In a lecture on YouTube, a professor said Markov Chains could be simplified to Start(S) * Transition Matrix(Q)^State#

I'm trying to replicate this using numpy.

import numpy as np
S = np.zeros(shape=(1,2))
Q = np.zeros(shape=(2,2))

#starting state
S[0] = [.2,.8]

#transition matrix
Q[0] = [.9, .1]
Q[1] = [.7, .3]

If I do print S.dot(Q).dot(Q), it gives me [[0.848 0.152]] which appears to be the correct answer (two steps into the future).

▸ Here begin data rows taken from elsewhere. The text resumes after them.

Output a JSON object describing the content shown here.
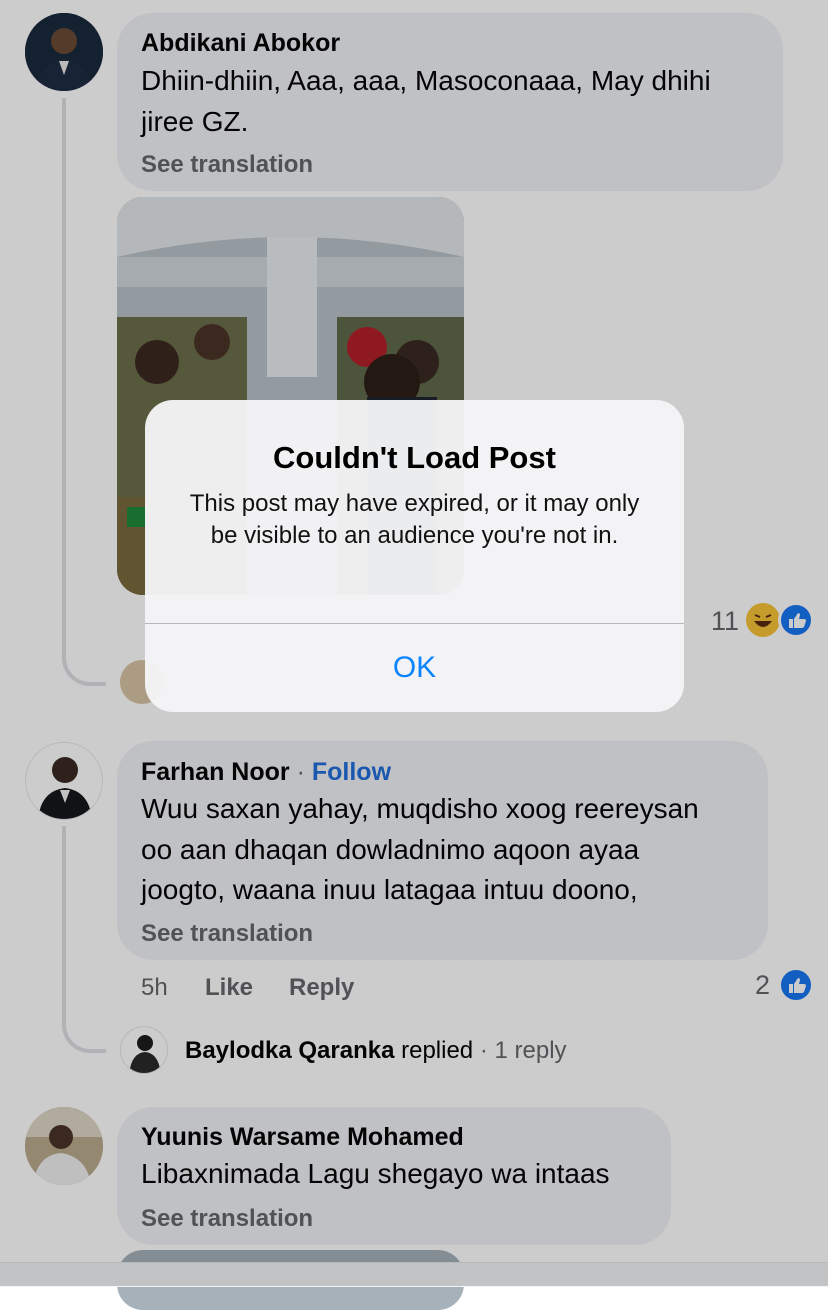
{
  "comments": [
    {
      "author": "Abdikani Abokor",
      "text_line1": "Dhiin-dhiin, Aaa, aaa, Masoconaaa, May dhihi",
      "text_line2": "jiree GZ.",
      "see_translation": "See translation",
      "reaction_count": "11"
    },
    {
      "author": "Farhan Noor",
      "follow_separator": "·",
      "follow_label": "Follow",
      "text_line1": "Wuu saxan yahay, muqdisho xoog reereysan",
      "text_line2": "oo aan dhaqan dowladnimo aqoon ayaa",
      "text_line3": "joogto, waana inuu latagaa intuu doono,",
      "see_translation": "See translation",
      "time": "5h",
      "like_label": "Like",
      "reply_label": "Reply",
      "reaction_count": "2",
      "reply_summary": {
        "replier": "Baylodka Qaranka",
        "replied_word": "replied",
        "separator": "·",
        "count_text": "1 reply"
      }
    },
    {
      "author": "Yuunis Warsame Mohamed",
      "text_line1": "Libaxnimada Lagu shegayo wa intaas",
      "see_translation": "See translation"
    }
  ],
  "dialog": {
    "title": "Couldn't Load Post",
    "message": "This post may have expired, or it may only be visible to an audience you're not in.",
    "ok_label": "OK"
  },
  "colors": {
    "accent": "#0a84ff",
    "follow": "#216fdb",
    "like_blue": "#1877f2",
    "bubble": "#f0f2f5",
    "meta_gray": "#65676b"
  }
}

However, this doesn't exactly seem the same as SQ^x, so I tried print S.dot(np.power(Q,2)), but that gives me [[0.554 0.074]]. Where am I going wrong, or what don't I understand here?

Upvotes: 2

Views: 1470

Answers (2)

MattG
MattG

Reputation: 1426

The expressions S.dot(Q).dot(Q) and S.dot(np.power(Q,2)) are not the same thing. The first is the behaviour you desire, while S.dot(np.power(Q,2)) raises each element in Q to the second power. Documentation here.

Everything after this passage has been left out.